Two weeks ago, in an interview with Haaretz newspaper, Polanski was asked what the Green party’s response was to the recent wave of attacks against Jewish sites in the UK. His response: “I’m concerned about rising antisemitic attacks. We saw arson attacks on ambulances, for instance, and we know that, increasingly, Jewish communities are feeling unsafe. Now, there’s a conversation to be had about whether it’s a perception of unsafety or whether it’s actual unsafety, but neither are acceptable.”

Phillips misrepresented Polanski’s comments, twisting his remarks into a claim that the threats to his community were imaginary. What Polanski actually said was that he feels that – at times – pro-Palestine marches have been perceived as unsafe by some Jewish people and safe by others, including himself.

Polanski then asked a question presumably already on the minds of many viewers: “Why is my Jewish identity being erased from this conversation?” Phillips’ reply was extraordinary: “Don’t try that one on me!” Try what, exactly? Phillips continued to push the point that “many” Jewish people felt differently to Polanski, without attempting to understand the point of view of the Jewish man sitting in front of him. He studiously ignored Polanski’s references to his own experiences of antisemitism, one incident leading to two men being arrested and another involving the disruption of a Green party rally in Hastings by rightwing activists, during which Nazi salutes were performed. He also failed to engage when Polanski raised the issue of a cartoon in the Times that depicted him with a grotesquely hooked nose – one of the most recognisable antisemitic tropes.

Surely if a Jewish Labour or Tory leader had been spoken to like this, there would have been national outrage.
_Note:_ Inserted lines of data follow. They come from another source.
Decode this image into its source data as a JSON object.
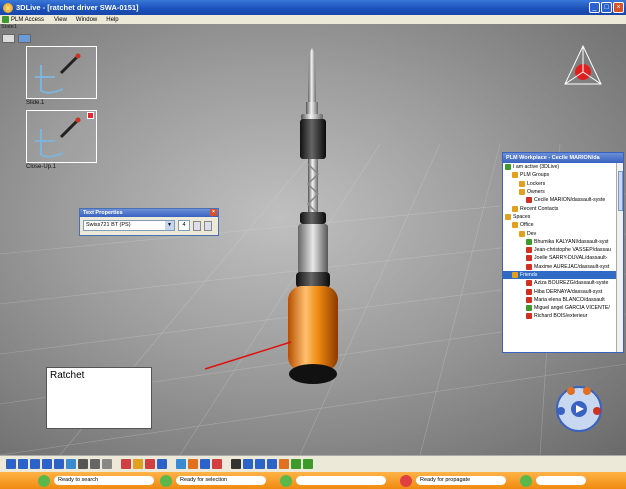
{
  "window": {
    "title": "3DLive - [ratchet driver SWA-0151]",
    "controls": {
      "minimize": "_",
      "maximize": "□",
      "close": "×"
    }
  },
  "menubar": {
    "items": [
      {
        "label": "PLM Access"
      },
      {
        "label": "View"
      },
      {
        "label": "Window"
      },
      {
        "label": "Help"
      }
    ]
  },
  "viewport": {
    "state_label": "State1",
    "thumbnails": [
      {
        "label": "Slide.1"
      },
      {
        "label": "Close-Up.1"
      }
    ],
    "note": {
      "text": "Ratchet"
    }
  },
  "text_properties": {
    "title": "Text Properties",
    "font": "Swiss721 BT (PS)",
    "size": "4"
  },
  "plm_workplace": {
    "title": "PLM Workplace - Cecile MARION/da",
    "rows": [
      {
        "label": "I am active (3DLive)",
        "icon": "status-icon",
        "color": "#3b9a2a",
        "indent": 0
      },
      {
        "label": "PLM Groups",
        "icon": "group-icon",
        "color": "#e0a020",
        "indent": 1
      },
      {
        "label": "Lockers",
        "icon": "locker-icon",
        "color": "#e0a020",
        "indent": 2
      },
      {
        "label": "Owners",
        "icon": "owner-icon",
        "color": "#e0a020",
        "indent": 2
      },
      {
        "label": "Cecile MARION/dassault-syste",
        "icon": "user-icon",
        "color": "#d03020",
        "indent": 3
      },
      {
        "label": "Recent Contacts",
        "icon": "contacts-icon",
        "color": "#e0a020",
        "indent": 1
      },
      {
        "label": "Spaces",
        "icon": "space-icon",
        "color": "#e0a020",
        "indent": 0
      },
      {
        "label": "Office",
        "icon": "office-icon",
        "color": "#e0a020",
        "indent": 1
      },
      {
        "label": "Dev",
        "icon": "dev-icon",
        "color": "#e0a020",
        "indent": 2
      },
      {
        "label": "Bhumika KALYANI/dassault-syst",
        "icon": "user-icon",
        "color": "#3b9a2a",
        "indent": 3
      },
      {
        "label": "Jean-christophe VASSEP/dassau",
        "icon": "user-icon",
        "color": "#d03020",
        "indent": 3
      },
      {
        "label": "Joelle SARRY-DUVAL/dassault-",
        "icon": "user-icon",
        "color": "#d03020",
        "indent": 3
      },
      {
        "label": "Maxime AUREJAC/dassault-syst",
        "icon": "user-icon",
        "color": "#d03020",
        "indent": 3
      },
      {
        "label": "Friends",
        "icon": "friends-icon",
        "color": "#e0a020",
        "indent": 1
      },
      {
        "label": "Aziza BOUREZG/dassault-syste",
        "icon": "user-icon",
        "color": "#d03020",
        "indent": 3
      },
      {
        "label": "Hiba DERNAYA/dassault-syst",
        "icon": "user-icon",
        "color": "#d03020",
        "indent": 3
      },
      {
        "label": "Maria elena BLANCO/dassault",
        "icon": "user-icon",
        "color": "#d03020",
        "indent": 3
      },
      {
        "label": "Miguel angel GARCIA VICENTE/",
        "icon": "user-icon",
        "color": "#3b9a2a",
        "indent": 3
      },
      {
        "label": "Richard BOIS/exterieur",
        "icon": "user-icon",
        "color": "#d03020",
        "indent": 3
      }
    ]
  },
  "toolbar": {
    "icons": [
      {
        "name": "select-icon",
        "color": "#2c63c8"
      },
      {
        "name": "pan-icon",
        "color": "#2c63c8"
      },
      {
        "name": "rotate-icon",
        "color": "#2c63c8"
      },
      {
        "name": "zoom-icon",
        "color": "#2c63c8"
      },
      {
        "name": "fit-all-icon",
        "color": "#2c63c8"
      },
      {
        "name": "views-icon",
        "color": "#3a8ad0"
      },
      {
        "name": "render-icon",
        "color": "#555555"
      },
      {
        "name": "hide-show-icon",
        "color": "#666666"
      },
      {
        "name": "snapshot-icon",
        "color": "#888888"
      },
      {
        "name": "markup-icon",
        "color": "#d04040"
      },
      {
        "name": "highlight-icon",
        "color": "#e0a020"
      },
      {
        "name": "measure-icon",
        "color": "#d04040"
      },
      {
        "name": "section-icon",
        "color": "#2c63c8"
      },
      {
        "name": "annotate-icon",
        "color": "#3a8ad0"
      },
      {
        "name": "compare-icon",
        "color": "#e07020"
      },
      {
        "name": "filter-icon",
        "color": "#2c63c8"
      },
      {
        "name": "flag-icon",
        "color": "#d04040"
      },
      {
        "name": "line-icon",
        "color": "#333333"
      },
      {
        "name": "circle-icon",
        "color": "#2c63c8"
      },
      {
        "name": "rectangle-icon",
        "color": "#2c63c8"
      },
      {
        "name": "arrow-icon",
        "color": "#2c63c8"
      },
      {
        "name": "text-icon",
        "color": "#e07020"
      },
      {
        "name": "color-icon",
        "color": "#3b9a2a"
      },
      {
        "name": "apply-icon",
        "color": "#3b9a2a"
      }
    ]
  },
  "statusbar": {
    "segments": [
      {
        "text": "Ready to search",
        "bubble_color": "#5ab84a"
      },
      {
        "text": "Ready for selection",
        "bubble_color": "#5ab84a"
      },
      {
        "text": "",
        "bubble_color": "#5ab84a"
      },
      {
        "text": "Ready for propagate",
        "bubble_color": "#e04040"
      },
      {
        "text": "",
        "bubble_color": "#5ab84a"
      }
    ]
  }
}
But Polanski is both Jewish and left wing – and therefore, it would appear, not a legitimate political figure whose identity should be respected or listened to.

It wasn’t just Phillips; other journalists responded in the same way. “For Polanski, ‘Jew’ is his political shield,” wrote Times columnist Janice Turner last week. On the Sky News panel that followed the Trevor Phillips interview, another Times columnist, Melanie Phillips, who is herself Jewish, accused Polanski of being a “menace to public safety” and went on to describe him as “using his Jewish ancestry as a shield to protect him from what he’s doing”. Her reasoning here? “He is repeating the canard that Israel is committing a genocide.”
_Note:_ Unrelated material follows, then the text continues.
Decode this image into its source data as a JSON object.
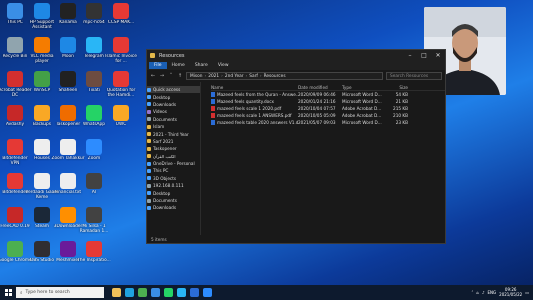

Presumably this logic extends to pre-eminent Jewish Israeli genocide scholars such as Omer Bartov, who has written: “I have been teaching classes on genocide for a quarter of a century. I can recognise one when I see one.”

There is something else at work, too, with these attacks on Polanski’s politics. There is a delegitimising of the Palestinian rights that he seeks to stand up for. Melanie Phillips has previously claimed that “If you support the Palestinian Arab cause today, you are facilitating deranged and murderous Jew-hatred.” At an event last year she declared: “There is no such thing as the Palestinian people … the Jews are the only people who have any entitlement to any of this land.” And if that left room for doubt, she added: “And they are the only people who have an entitlement to all of it.”

There is a lesson here about British political discourse. Say almost anything about Palestinians, however inflammatory, and your career will remain intact. Oppose their destruction, and you will be vilified.

The day after he monstered Polanski, Trevor Phillips appeared on Times Radio. He said that there is “an Islamist community that wants to kill Jews and they want to use the arguments that are being had about the Middle East as cover for their malign intent”. He said the Green party “draws its support from that community”, fearing that if it “does the right thing and comes out clearly against Jew hate it will find itself on the wrong side of that Islamist minority and its supporters in that community”.

Taken on their own terms, his points are ridiculous. Why would Islamists so fanatical that they want to kill Jews vote for a secular party led by a gay Jewish man, with the most socially progressive platform of any political party? How do his comments square with the Green party’s repeated, explicit condemnations of antisemitism?

To be clear, there have been allegations of vile antisemitism expressed by Green party candidates who have since been suspended. There have been a small number of examples in a party that has nearly quadrupled in size, to almost 230,000 members, since September last year. To extrapolate from these cases and smear an entire party rooted in anti-racism, as the Daily Mail has done today, is cynical.

But Trevor Phillips will never have to answer these questions. He can continue to present himself as an impartial broadcaster because his bias runs in a direction that remains acceptable. Those on the left, after all, are not regarded as legitimate political actors – and so anything goes.